Trump insider says ‘some accurate stuff’ in
profile of moribund 2024 campaign
Ex-president calls magazine reporter who likened him
to Norma Desmond of Sunset Boulevard a ‘shaky and unattractive wack job’
Martin
Pengelly in New York
@MartinPengelly
Tue 27 Dec
2022 07.52 EST
Rejecting a
New York Magazine story which said his campaign for the Republican presidential
nomination in 2024 was all but moribund a little more than a month after he
announced it, Donald Trump subjected the writer to misogynistic abuse.
Olivia
Nuzzi, Trump said, was “a shaky and unattractive wack job”.
The former
president also called Nuzzi’s story “fake news”, insisted “her ‘anonymous
sources’ don’t exist (true with many writers)” and said: “I’m happily fighting
hard for our GREAT USA!”
The
Guardian, however, has seen messages in which a veteran Trump campaign insider
says there is “some accurate stuff in” Nuzzi’s piece and, when told “time
catches up with all of us”, answers: “True”.
Nuzzi’s
story, The Final Campaign, ran under a pointed subtitle: “Inside Donald Trump’s
sad, lonely, thirsty, broken, basically pretend run for re-election. (Which
isn’t to say he can’t win).”
The piece
quoted numerous anonymous advisers, including one who said: “It’s not there.

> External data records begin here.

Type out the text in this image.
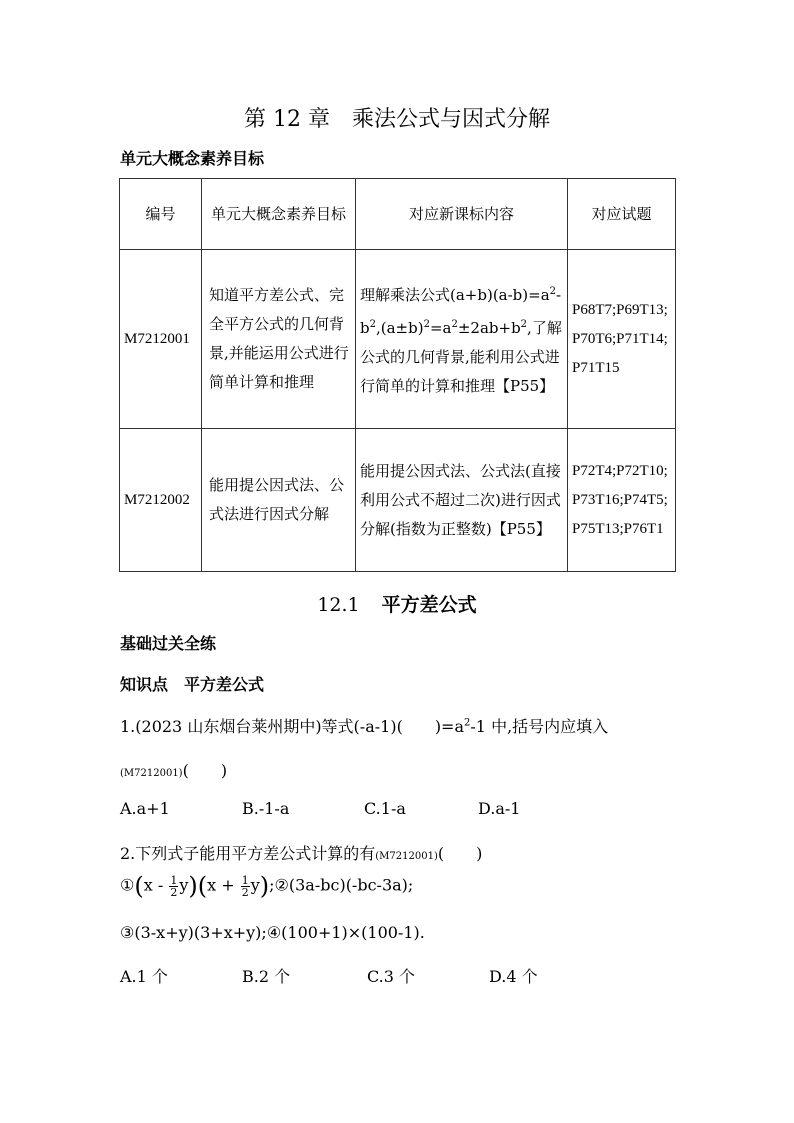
第 12 章　乘法公式与因式分解
单元大概念素养目标
编号	单元大概念素养目标	对应新课标内容	对应试题
M7212001	知道平方差公式、完全平方公式的几何背景,并能运用公式进行简单计算和推理	理解乘法公式$(a+b)(a-b)=a^2-b^2,(a\pm b)^2=a^2\pm 2ab+b^2$,了解公式的几何背景,能利用公式进行简单的计算和推理【P55】	P68T7;P69T13;P70T6;P71T14;P71T15
M7212002	能用提公因式法、公式法进行因式分解	能用提公因式法、公式法(直接利用公式不超过二次)进行因式分解(指数为正整数)【P55】	P72T4;P72T10;P73T16;P74T5;P75T13;P76T1
12.1 平方差公式
基础过关全练
知识点　平方差公式
1.(2023 山东烟台莱州期中)等式(-a-1)(　　)$=a^2-1$ 中,括号内应填入
(M7212001)(　　)
A.a+1	B.-1-a	C.1-a	D.a-1
2.下列式子能用平方差公式计算的有(M7212001)(　　)
①(x - $\frac{1}{2} y)(x + \frac{1}{2}$ y);②(3a-bc)(-bc-3a);
③(3-x+y)(3+x+y);④(100+1)×(100-1).
A.1 个	B.2 个	C.3 个	D.4 个
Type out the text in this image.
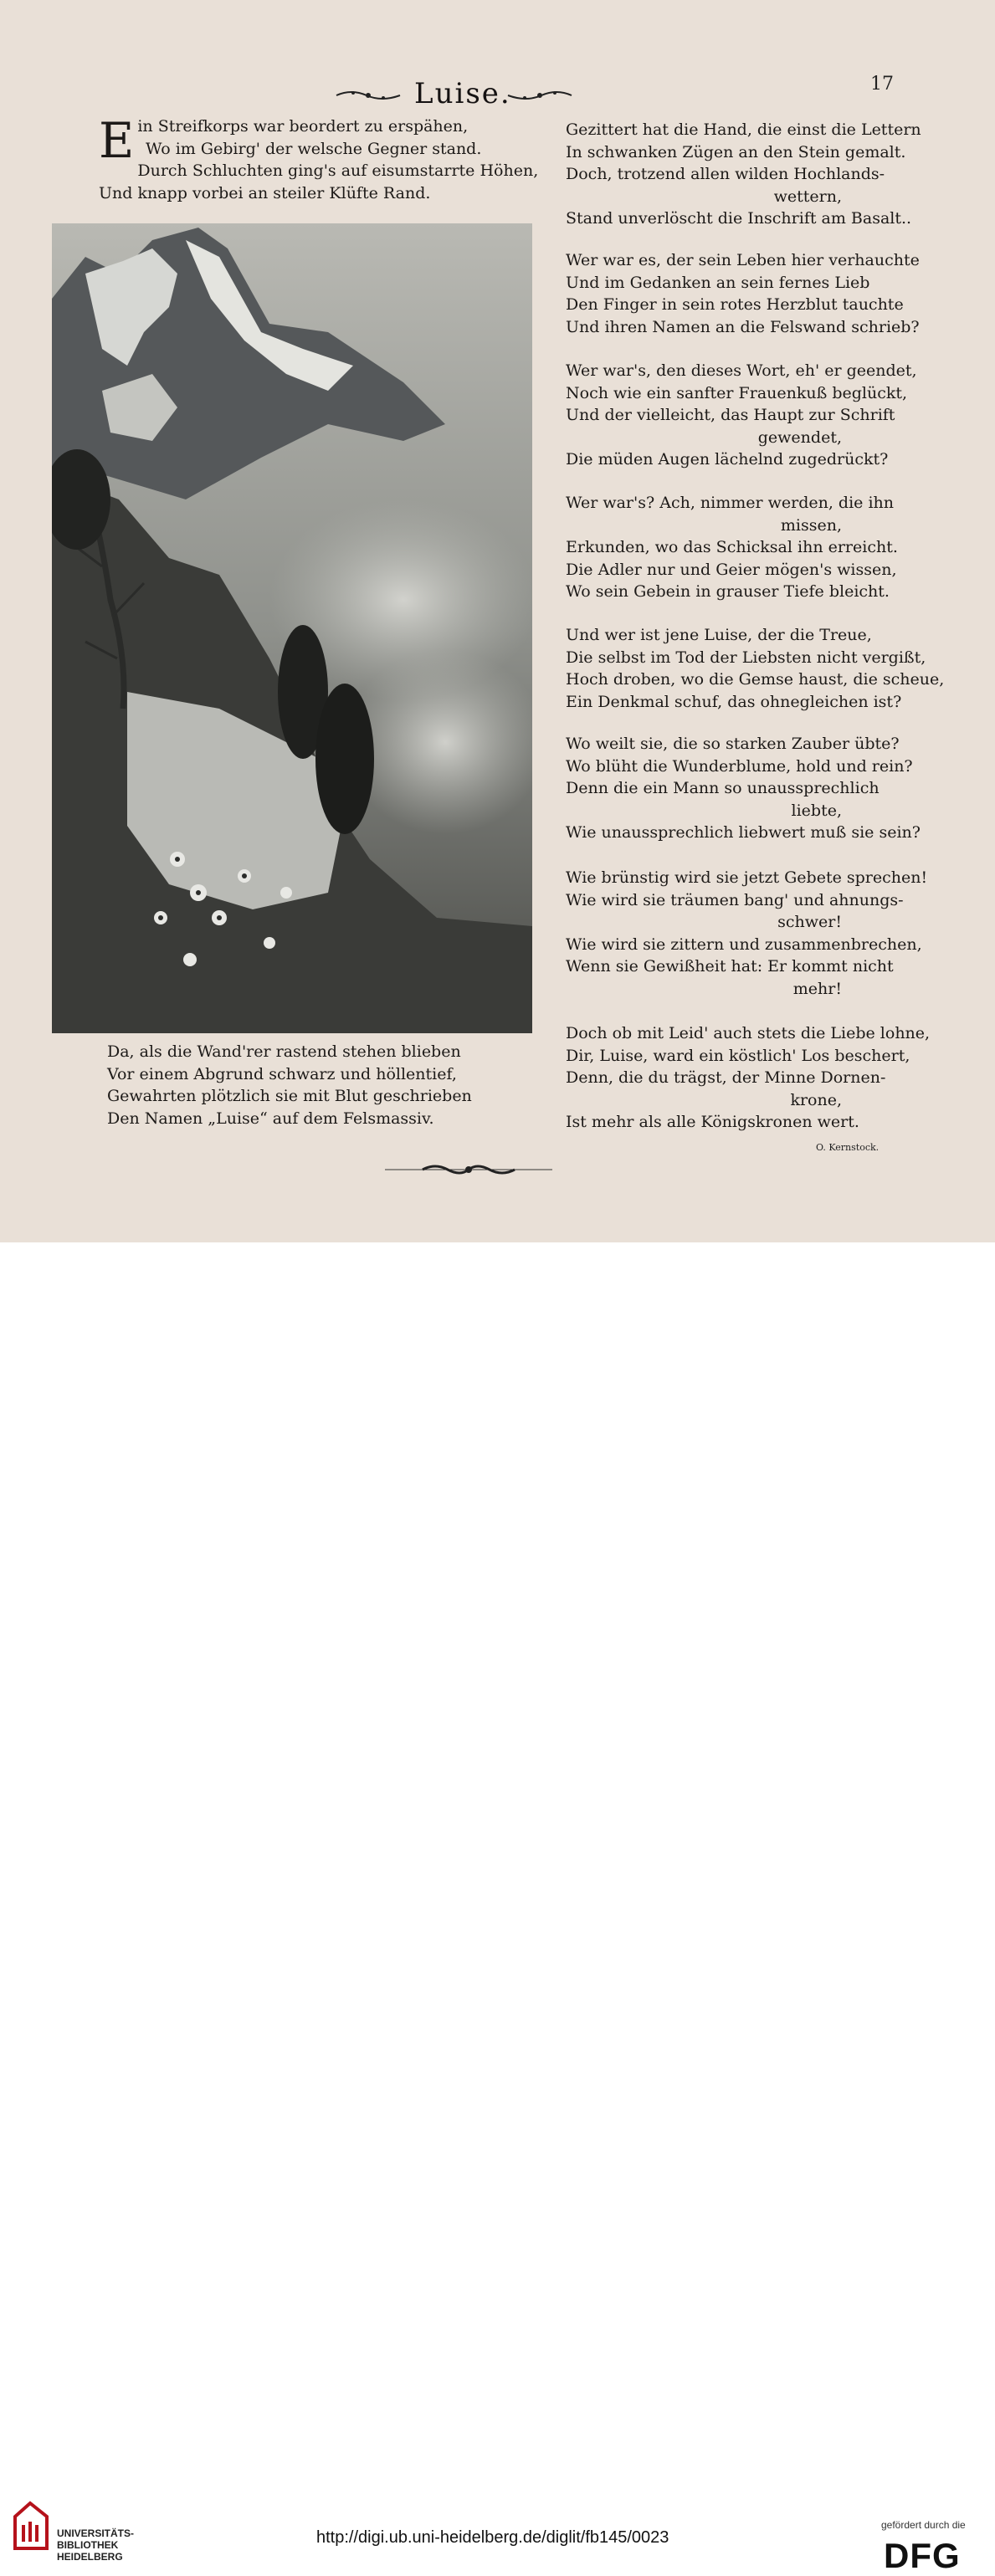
Luise.	17
E in Streifkorps war beordert zu erspähen,
Wo im Gebirg' der welsche Gegner stand.
Durch Schluchten ging's auf eisumstarrte Höhen,
Und knapp vorbei an steiler Klüfte Rand.
Da, als die Wand'rer rastend stehen blieben
Vor einem Abgrund schwarz und höllentief,
Gewahrten plötzlich sie mit Blut geschrieben
Den Namen „Luise“ auf dem Felsmassiv.
Gezittert hat die Hand, die einst die Lettern
In schwanken Zügen an den Stein gemalt.
Doch, trotzend allen wilden Hochlands-
wettern,
Stand unverlöscht die Inschrift am Basalt..
Wer war es, der sein Leben hier verhauchte
Und im Gedanken an sein fernes Lieb
Den Finger in sein rotes Herzblut tauchte
Und ihren Namen an die Felswand schrieb?
Wer war's, den dieses Wort, eh' er geendet,
Noch wie ein sanfter Frauenkuß beglückt,
Und der vielleicht, das Haupt zur Schrift
gewendet,
Die müden Augen lächelnd zugedrückt?
Wer war's? Ach, nimmer werden, die ihn
missen,
Erkunden, wo das Schicksal ihn erreicht.
Die Adler nur und Geier mögen's wissen,
Wo sein Gebein in grauser Tiefe bleicht.
Und wer ist jene Luise, der die Treue,
Die selbst im Tod der Liebsten nicht vergißt,
Hoch droben, wo die Gemse haust, die scheue,
Ein Denkmal schuf, das ohnegleichen ist?
Wo weilt sie, die so starken Zauber übte?
Wo blüht die Wunderblume, hold und rein?
Denn die ein Mann so unaussprechlich
liebte,
Wie unaussprechlich liebwert muß sie sein?
Wie brünstig wird sie jetzt Gebete sprechen!
Wie wird sie träumen bang' und ahnungs-
schwer!
Wie wird sie zittern und zusammenbrechen,
Wenn sie Gewißheit hat: Er kommt nicht
mehr!
Doch ob mit Leid' auch stets die Liebe lohne,
Dir, Luise, ward ein köstlich' Los beschert,
Denn, die du trägst, der Minne Dornen-
krone,
Ist mehr als alle Königskronen wert.
O. Kernstock.
UNIVERSITÄTS-
BIBLIOTHEK
HEIDELBERG
http://digi.ub.uni-heidelberg.de/diglit/fb145/0023
gefördert durch die
DFG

In
this business, you can have it and have it so hot and it can go overnight and
it’s gone and you can’t get it back. I think we’re just seeing it’s gone. The
magic is gone.”
When such
insiders were asked why Trump was running for the White House again, Nuzzi
wrote: “Few … are certain of the answers.
“‘It seems
like a joke,’ said one ex–Trump loyalist, a former White House official. ‘It
feels like he’s going through the motions because he said he would.’”
She also
said Trump was “sensitive about smallness” and compared his isolation at
Mar-a-Lago in Florida to the predicament of Norma Desmond, the character played
by Gloria Swanson in Sunset Boulevard, a movie Trump is known to adore.
Nuzzi wrote
of “a washed-up star locked away in a mansion from the 1920s, afraid of the
world outside, afraid it will remind him that time has passed”.
Trump faces
extensive legal jeopardy, from the January 6 investigation and four House
referrals to the Department of Justice; from the department’s own
investigation; from an investigation of his election subversion in Georgia;
from investigations of his business and tax affairs; and a rape allegation he
denies.
Nuzzi also
wrote that Trump, 76, does sometimes leave his resort – to go to his golf
course in the Florida city of Doral. There, Nuzzi wrote, he “meets regularly
with an impressive, ideologically diverse range of policy wonks, diplomats and
political theorists for conversations about the global economy and military
conflicts and constitutional law – and I’m kidding. He goes there to play golf.
“‘He just
goes, plays golf, comes back and fucks off. He has retreated to the golf course
and to Mar-a-Lago,’ one adviser said. ‘His world has gotten much smaller. His
world is so, so small.’”
Trump still
polls strongly with Republicans, though he now has a serious rival in the
notional GOP primary: Ron DeSantis, governor of Florida.
Nuzzi has
repeatedly made headlines with stories about Trump and his close allies,
including, in 2019, a series of startling exchanges with Rudy Giuliani, the
former New York mayor who became Trump’s attorney and is now in legal jeopardy
of his own.
Speaking to
CNN on Monday, Nuzzi was asked how she thought Trump would react to her piece.
“It’s like
an 8,000- or 9,000 word-piece,” she said. “I don’t know that he’s going to be
sitting down to read it. I think he’ll probably just look at the cover, look at
the headline and think ‘Eh, fake news,’ and move on from there.”
Trump did
call the piece fake news but he also resorted to abuse.
Writing on
his Truth Social platform, the former president said he agreed to an interview
with “a once very good, but now on its ‘last legs’ and failing, New York
Magazine.
“The
reporter was a shaky and unattractive wack job, known as ‘tough’ but dumb as a
rock, who actually wrote a decent story about me a long time ago. Her name,
Olivia Nuzzi.”
On Monday
night, Nuzzi responded – but not with a written rejoinder.
Seemingly
replying to Trump’s claim she was “dumb as a rock”, the writer tweeted two
pictures of Trump at the White House in August 2017, during a solar eclipse.
Trump was
not wearing shades. In both pictures, he stared straight at the sun.